Because I would say you are right that there fundamentally isn't anyone writing it so you don't get anyone's thoughts and feelings - but you do get the zeitgeist position, which is an amalgamation of everyone's thoughts and feelings. It won't tell you what is true, but it is fantastic at telling you what popular consensus thinks is true. Forming a relationship with that is bonkers, but the narcissist in me sure sees the appeal.

And when I use it as a search engine I do prefer a conversation even though there's no one at the other end. I have always thought better with someone to bounce off, I always viewed taking notes to read the next day as sort of bouncing off myself, so using ai that way was a natural fit. And for general information that is easy to find, ai is much better than a search engine - that's why Google and Microsoft put it at the top of the search. Yeah you have to verify it's real, but you already had to do that with Google and Wikipedia! Or should have been.

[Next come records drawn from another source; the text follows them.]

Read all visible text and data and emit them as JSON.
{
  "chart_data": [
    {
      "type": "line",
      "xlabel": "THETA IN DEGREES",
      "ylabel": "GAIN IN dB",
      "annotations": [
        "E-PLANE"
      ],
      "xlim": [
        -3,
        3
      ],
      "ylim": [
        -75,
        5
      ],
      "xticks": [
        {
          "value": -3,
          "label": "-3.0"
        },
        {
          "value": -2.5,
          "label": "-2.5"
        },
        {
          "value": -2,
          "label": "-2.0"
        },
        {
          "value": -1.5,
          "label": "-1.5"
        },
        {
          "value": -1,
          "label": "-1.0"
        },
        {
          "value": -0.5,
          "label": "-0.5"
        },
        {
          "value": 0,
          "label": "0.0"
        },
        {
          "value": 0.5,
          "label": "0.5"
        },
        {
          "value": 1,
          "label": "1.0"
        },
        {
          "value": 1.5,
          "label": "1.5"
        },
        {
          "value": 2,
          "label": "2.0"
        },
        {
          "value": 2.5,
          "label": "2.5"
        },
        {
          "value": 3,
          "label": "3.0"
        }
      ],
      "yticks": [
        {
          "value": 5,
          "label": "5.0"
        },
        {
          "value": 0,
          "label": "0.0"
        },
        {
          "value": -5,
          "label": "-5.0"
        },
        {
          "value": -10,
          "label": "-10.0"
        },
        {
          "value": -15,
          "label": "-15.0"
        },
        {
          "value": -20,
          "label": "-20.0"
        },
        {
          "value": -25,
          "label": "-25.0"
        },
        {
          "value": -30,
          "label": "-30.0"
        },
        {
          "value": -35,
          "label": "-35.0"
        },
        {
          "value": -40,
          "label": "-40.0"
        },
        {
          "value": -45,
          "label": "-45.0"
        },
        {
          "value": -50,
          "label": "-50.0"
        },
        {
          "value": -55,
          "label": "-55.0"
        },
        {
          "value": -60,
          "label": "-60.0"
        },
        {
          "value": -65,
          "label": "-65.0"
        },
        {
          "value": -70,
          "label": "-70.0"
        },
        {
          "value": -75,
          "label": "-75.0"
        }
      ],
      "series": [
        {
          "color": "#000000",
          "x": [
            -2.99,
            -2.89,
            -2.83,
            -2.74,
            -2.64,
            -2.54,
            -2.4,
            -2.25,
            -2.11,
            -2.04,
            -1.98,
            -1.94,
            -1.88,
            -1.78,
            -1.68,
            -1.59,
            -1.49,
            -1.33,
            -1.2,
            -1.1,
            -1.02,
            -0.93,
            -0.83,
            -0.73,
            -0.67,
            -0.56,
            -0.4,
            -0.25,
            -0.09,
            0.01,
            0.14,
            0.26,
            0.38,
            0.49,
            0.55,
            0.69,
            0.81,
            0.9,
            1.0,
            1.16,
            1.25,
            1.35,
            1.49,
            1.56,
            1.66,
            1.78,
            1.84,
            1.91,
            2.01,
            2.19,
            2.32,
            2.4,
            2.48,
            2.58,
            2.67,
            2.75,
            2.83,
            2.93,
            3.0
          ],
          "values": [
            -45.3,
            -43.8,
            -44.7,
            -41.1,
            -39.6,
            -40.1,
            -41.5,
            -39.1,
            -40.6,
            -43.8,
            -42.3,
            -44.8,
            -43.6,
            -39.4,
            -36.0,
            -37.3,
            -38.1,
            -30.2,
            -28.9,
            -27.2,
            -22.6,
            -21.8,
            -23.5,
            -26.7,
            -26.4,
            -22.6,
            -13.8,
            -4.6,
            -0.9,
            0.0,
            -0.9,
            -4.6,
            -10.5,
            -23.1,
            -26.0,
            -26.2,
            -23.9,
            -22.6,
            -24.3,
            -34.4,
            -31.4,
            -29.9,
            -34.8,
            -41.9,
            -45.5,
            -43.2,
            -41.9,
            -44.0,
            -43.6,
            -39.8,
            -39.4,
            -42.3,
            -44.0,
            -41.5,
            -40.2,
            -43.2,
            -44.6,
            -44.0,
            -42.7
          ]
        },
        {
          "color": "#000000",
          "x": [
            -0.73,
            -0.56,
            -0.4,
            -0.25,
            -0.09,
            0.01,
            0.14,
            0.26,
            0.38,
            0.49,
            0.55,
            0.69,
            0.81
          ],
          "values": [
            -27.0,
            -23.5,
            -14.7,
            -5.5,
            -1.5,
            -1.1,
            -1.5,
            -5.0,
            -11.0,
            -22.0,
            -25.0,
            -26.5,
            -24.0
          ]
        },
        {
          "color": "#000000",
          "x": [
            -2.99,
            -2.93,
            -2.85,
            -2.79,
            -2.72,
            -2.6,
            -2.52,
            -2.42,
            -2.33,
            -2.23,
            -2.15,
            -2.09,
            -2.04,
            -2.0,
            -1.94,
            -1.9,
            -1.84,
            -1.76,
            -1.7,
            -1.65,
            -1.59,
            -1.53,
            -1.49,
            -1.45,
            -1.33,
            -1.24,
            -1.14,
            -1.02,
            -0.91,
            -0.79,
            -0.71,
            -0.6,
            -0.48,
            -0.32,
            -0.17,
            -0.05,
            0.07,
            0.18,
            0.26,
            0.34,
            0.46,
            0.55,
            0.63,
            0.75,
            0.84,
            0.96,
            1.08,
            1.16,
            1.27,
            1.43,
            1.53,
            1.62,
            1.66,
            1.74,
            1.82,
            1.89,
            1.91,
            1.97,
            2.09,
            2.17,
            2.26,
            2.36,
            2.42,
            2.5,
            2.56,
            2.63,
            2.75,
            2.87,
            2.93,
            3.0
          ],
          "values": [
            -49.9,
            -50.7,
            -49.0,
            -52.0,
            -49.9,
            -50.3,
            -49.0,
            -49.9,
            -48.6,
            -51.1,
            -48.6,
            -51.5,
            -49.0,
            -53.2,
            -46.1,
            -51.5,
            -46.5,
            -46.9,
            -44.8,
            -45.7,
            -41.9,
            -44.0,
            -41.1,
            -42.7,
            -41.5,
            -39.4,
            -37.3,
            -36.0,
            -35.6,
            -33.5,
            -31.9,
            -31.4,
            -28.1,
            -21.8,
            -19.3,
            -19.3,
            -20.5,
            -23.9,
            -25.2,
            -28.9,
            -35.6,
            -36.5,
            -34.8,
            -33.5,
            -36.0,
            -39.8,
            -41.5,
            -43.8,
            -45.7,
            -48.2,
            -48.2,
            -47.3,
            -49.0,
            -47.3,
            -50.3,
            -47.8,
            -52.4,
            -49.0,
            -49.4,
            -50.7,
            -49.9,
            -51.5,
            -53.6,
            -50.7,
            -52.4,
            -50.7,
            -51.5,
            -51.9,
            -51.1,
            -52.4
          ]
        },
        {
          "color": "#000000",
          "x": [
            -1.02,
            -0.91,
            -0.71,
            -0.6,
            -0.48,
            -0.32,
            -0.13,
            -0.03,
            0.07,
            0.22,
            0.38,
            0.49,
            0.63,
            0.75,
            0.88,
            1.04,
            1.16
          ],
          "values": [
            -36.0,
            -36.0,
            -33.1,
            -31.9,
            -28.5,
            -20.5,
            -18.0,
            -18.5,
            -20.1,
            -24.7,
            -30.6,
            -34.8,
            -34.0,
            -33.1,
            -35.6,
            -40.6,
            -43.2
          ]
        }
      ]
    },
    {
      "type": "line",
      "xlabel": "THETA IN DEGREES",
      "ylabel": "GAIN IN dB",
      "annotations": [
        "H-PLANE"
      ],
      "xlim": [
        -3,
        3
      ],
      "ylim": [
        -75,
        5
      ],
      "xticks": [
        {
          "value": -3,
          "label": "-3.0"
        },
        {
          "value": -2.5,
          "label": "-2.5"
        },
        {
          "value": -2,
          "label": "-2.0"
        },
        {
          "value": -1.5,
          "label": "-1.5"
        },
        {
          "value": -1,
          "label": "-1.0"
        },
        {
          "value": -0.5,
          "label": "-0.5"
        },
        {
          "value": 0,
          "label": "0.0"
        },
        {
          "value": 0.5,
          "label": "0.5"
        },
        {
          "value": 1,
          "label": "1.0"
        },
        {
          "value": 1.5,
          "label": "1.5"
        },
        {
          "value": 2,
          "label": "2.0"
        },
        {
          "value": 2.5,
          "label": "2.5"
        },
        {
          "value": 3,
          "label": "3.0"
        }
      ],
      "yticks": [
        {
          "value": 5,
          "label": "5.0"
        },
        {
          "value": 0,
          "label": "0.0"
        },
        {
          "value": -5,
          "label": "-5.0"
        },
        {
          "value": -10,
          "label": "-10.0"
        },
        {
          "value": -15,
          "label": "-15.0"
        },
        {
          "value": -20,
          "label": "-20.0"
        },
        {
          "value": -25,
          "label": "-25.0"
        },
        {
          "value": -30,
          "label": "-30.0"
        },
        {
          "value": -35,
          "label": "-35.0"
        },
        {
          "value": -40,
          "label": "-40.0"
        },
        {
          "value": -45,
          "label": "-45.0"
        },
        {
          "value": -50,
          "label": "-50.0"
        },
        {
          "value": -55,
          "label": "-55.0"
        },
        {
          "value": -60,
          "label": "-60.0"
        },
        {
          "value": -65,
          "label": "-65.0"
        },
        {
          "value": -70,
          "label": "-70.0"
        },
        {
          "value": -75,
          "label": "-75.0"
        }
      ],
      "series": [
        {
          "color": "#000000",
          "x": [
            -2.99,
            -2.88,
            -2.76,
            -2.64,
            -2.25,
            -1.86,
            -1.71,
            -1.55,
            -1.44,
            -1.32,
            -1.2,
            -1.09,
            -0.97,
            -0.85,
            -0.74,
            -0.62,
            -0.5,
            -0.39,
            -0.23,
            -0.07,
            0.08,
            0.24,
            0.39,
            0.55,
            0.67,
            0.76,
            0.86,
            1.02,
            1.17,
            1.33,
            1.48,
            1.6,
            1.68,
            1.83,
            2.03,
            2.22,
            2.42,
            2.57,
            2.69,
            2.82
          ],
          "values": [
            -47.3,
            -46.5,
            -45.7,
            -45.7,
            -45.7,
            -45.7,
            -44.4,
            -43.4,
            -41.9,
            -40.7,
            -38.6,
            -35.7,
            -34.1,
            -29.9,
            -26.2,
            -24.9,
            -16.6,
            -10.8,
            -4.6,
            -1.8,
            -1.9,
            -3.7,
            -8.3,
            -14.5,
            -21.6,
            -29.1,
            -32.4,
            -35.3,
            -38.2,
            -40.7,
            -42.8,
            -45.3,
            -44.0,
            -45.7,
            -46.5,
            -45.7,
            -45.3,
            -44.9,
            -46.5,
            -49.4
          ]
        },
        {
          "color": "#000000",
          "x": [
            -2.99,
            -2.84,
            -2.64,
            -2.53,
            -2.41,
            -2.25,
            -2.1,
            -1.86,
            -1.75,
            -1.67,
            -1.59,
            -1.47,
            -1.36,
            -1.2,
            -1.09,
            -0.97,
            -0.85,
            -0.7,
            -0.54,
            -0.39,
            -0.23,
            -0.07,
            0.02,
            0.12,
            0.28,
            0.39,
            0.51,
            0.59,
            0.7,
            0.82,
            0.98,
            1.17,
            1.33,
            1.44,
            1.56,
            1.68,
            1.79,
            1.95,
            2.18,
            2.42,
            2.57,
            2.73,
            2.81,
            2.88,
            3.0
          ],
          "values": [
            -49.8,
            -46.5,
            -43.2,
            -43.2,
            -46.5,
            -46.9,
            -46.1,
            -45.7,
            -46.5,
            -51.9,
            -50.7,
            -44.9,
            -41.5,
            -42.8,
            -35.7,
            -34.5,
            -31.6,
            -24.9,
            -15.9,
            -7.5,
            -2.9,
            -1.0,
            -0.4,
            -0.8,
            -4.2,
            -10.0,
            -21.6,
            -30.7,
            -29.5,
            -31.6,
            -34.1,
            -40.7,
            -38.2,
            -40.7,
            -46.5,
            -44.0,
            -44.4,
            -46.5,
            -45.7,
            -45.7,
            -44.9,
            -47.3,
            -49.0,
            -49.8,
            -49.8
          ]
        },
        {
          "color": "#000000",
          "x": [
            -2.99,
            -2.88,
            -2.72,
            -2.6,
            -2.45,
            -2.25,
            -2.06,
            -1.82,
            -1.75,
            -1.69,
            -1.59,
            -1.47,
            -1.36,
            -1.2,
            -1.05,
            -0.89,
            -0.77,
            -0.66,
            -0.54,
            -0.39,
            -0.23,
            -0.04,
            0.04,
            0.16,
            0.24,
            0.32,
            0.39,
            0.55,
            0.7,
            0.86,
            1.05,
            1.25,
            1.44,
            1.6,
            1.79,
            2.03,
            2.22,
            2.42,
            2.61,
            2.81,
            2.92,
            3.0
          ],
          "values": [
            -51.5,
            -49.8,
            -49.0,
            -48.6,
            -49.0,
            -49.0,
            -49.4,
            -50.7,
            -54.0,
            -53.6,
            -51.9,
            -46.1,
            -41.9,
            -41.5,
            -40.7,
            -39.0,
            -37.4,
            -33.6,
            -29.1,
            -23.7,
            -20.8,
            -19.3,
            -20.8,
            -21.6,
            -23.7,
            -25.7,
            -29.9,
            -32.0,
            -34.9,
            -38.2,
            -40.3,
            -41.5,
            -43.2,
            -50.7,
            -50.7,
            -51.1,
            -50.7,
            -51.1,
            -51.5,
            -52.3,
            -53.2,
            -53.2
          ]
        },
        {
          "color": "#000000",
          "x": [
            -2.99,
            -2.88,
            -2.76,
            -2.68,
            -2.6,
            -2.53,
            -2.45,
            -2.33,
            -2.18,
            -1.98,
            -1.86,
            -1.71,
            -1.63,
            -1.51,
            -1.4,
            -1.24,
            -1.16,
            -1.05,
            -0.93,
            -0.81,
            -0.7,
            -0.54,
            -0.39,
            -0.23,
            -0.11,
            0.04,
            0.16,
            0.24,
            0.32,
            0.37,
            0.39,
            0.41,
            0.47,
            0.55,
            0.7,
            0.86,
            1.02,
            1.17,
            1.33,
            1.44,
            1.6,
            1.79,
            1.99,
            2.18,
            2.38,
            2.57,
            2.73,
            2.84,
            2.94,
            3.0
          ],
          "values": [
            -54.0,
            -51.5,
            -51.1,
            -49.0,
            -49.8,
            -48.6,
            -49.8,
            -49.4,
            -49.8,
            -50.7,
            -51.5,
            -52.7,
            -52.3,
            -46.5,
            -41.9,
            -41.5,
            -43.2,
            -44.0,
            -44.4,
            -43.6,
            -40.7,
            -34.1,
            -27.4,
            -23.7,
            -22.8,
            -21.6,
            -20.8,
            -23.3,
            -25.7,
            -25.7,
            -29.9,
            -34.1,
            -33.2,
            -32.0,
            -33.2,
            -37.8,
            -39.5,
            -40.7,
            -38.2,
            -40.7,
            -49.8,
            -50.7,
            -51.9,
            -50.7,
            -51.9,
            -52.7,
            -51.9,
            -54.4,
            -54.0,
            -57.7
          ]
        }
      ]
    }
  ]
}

That's why I wanted to know if my examples count as 'talking just to talk' - that's how I would describe them, but it's not about company, it's about information and novelty. But maybe I'm just flattering myself by saying that in the eyes of those squicked out by ai? I know I feel like I've been typical minding just assuming everyone is as enamoured with words as I am. I was aware I have a broader tolerance for slop than most but I figured if anyone here was a slow ai adopter it would be me, and most people here would be running their own llms already while I'm still playing around with the public models.